Die Süßkartoffel zählt zu den ältesten Gemüsesorten und wurde bereits vor 5.000 Jahren in Mittel- und Südamerika kultiviert. Heute zählt die Knolle in vielen tropischen und subtropischen Ländern Afrikas, Asiens und Ozeaniens zu den wichtigsten Grundnahrungsmitteln. In den USA ist die Süßkartoffel eine beliebte Beilage zum Truthahnbraten am Thanksgiving-Fest.
In den vergangenen Jahren hat sie sich auch hierzulande einen festen Platz in den Küchen erobert und ist mittlerweile ganzjährig in den Supermarktregalen zu finden. Meist stammt sie aus Importen aus Spanien oder Übersee. Immer häufiger findet man allerdings auch Angebote aus regionalem Anbau. Wer der wärmeliebenden Pflanze einen sonnigen und geschützten Standort im Garten bietet, kann die vielseitige Knolle sogar selbst anbauen.
Wenngleich Süßkartoffeln in der Erde wachsen und in ihrer Konsistenz und Verarbeitungsmöglichkeiten der Kartoffel ähneln, sind sie botanisch nur sehr entfernt mit ihr verwandt. Während Kartoffeln zu den Nachtschattengewächsen zählen, ist die Süßkartoffel ein Windengewächs. Im Gegensatz zur Kartoffel kann man Süßkartoffeln auch roh und mit Schale essen, da sie kein giftiges Solanin enthalten. Süßkartoffeln werden auch Batate genannt.

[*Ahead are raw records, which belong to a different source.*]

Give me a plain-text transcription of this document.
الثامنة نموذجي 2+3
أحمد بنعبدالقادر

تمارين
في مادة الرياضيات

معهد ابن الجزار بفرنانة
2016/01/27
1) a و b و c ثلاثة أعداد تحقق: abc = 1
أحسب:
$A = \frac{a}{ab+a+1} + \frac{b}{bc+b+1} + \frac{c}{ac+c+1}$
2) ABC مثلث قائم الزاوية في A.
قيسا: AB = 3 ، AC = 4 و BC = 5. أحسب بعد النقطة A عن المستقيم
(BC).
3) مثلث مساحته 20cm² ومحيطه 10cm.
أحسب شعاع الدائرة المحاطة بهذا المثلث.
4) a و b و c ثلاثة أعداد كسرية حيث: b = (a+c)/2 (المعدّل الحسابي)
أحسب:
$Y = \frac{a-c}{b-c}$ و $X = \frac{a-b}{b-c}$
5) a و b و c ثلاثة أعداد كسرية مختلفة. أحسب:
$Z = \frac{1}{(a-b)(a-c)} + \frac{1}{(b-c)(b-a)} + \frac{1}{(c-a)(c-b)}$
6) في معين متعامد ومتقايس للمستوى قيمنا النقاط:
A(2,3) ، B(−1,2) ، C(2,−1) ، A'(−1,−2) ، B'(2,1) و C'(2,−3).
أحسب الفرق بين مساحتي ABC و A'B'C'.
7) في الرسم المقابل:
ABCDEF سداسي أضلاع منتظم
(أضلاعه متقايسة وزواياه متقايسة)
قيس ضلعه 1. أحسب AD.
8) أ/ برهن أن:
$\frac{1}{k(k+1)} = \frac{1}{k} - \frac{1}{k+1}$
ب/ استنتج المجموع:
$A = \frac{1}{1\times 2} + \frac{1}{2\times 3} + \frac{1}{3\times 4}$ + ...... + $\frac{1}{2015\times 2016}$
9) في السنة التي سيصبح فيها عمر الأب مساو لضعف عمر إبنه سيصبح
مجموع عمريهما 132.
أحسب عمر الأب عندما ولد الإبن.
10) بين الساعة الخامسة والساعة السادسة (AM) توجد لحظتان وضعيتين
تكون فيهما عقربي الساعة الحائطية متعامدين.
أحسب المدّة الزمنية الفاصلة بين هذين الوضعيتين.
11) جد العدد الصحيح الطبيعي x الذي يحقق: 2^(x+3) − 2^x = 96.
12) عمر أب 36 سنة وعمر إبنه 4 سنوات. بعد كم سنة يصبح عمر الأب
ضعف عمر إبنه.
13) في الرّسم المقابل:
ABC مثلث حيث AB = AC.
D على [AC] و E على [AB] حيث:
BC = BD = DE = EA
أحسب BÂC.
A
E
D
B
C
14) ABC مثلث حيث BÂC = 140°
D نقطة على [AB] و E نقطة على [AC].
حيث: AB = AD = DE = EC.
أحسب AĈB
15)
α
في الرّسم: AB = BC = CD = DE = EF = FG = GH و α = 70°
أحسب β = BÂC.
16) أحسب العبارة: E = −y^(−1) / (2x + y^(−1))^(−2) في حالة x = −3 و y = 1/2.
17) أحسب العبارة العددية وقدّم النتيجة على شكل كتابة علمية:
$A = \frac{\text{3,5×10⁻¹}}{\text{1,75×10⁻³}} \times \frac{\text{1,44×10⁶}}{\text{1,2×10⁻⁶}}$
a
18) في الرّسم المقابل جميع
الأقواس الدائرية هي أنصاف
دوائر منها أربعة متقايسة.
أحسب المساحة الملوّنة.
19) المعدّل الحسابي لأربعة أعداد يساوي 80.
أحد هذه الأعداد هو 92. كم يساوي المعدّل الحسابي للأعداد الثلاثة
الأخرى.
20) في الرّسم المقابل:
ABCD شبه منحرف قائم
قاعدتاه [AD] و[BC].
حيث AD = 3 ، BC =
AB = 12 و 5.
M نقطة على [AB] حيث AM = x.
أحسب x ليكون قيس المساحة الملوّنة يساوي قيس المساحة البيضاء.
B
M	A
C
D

Ausgewogenes Nährstoffprofil

Süßkartoffeln zählen zu den nährstoffreichsten Gemüsesorten, die die Gesundheit auf vielfältige Weise unterstützen können. Sie liefern komplexe Kohlenhydrate, die angenehm und lange sättigen. Zudem bietet das Gemüse viele Ballaststoffe, die eine gute Darmflora fördern.
Des Weiteren versorgen uns Süßkartoffeln mit einer ausgewogenen Mischung an Mineralien, Spurenelementen und Vitaminen. Sie enthält Calcium, Magnesium und Phosphor, die den Aufbau von Knochen und Zähnen fördern. Ihre großen Mengen an Kalium wirken sich positiv auf ein gestresstes Nervensystem aus und können bei der Entsäuerung des Organismus helfen. Außerdem liefern sie Eisen und Zink, die gemeinsam mit Vitamin C das Immunsystem unterstützen.
Die enthaltenen B-Vitamine und Folat unterstützen die Energiegewinnung und die Funktion des Nervensystems. Süßkartoffeln helfen daher auch in stressigen Zeiten, den Körper mit wichtigen Vitalstoffen zu versorgen.

Antioxidativ und entzündungshemmend

Besonders hervorzuheben ist ihr hoher Gehalt an sekundären Pflanzenstoffen wie Beta-Carotin (Provitamin A), das den Süßkartoffeln ihre tief orange Farbe verleiht. Es schützt und stärkt Haut und Schleimhäute und wirkt antioxidativ. Vitamin A ist außerdem essentiell für eine gute Sehkraft.
In violetten Süßkartoffeln befinden sich zudem farbgebende Anthocyane. Anthocyane zählen zu den Polyphenolen und sind ebenso für ihr hohes antioxidatives Potenzial und ihre entzündungshemmende Wirkung bekannt sind. Laut einer wissenschaftlichen Übersichtsarbeit von 2022 steht der Verzehr von violetten Süßkartoffeln in engem Zusammenhang mit einem geringeren Risiko für Krankheiten wie Diabetes, Krebs und Herz-Kreislauf-Erkrankungen sowie einer verbesserten kognitiven Funktion.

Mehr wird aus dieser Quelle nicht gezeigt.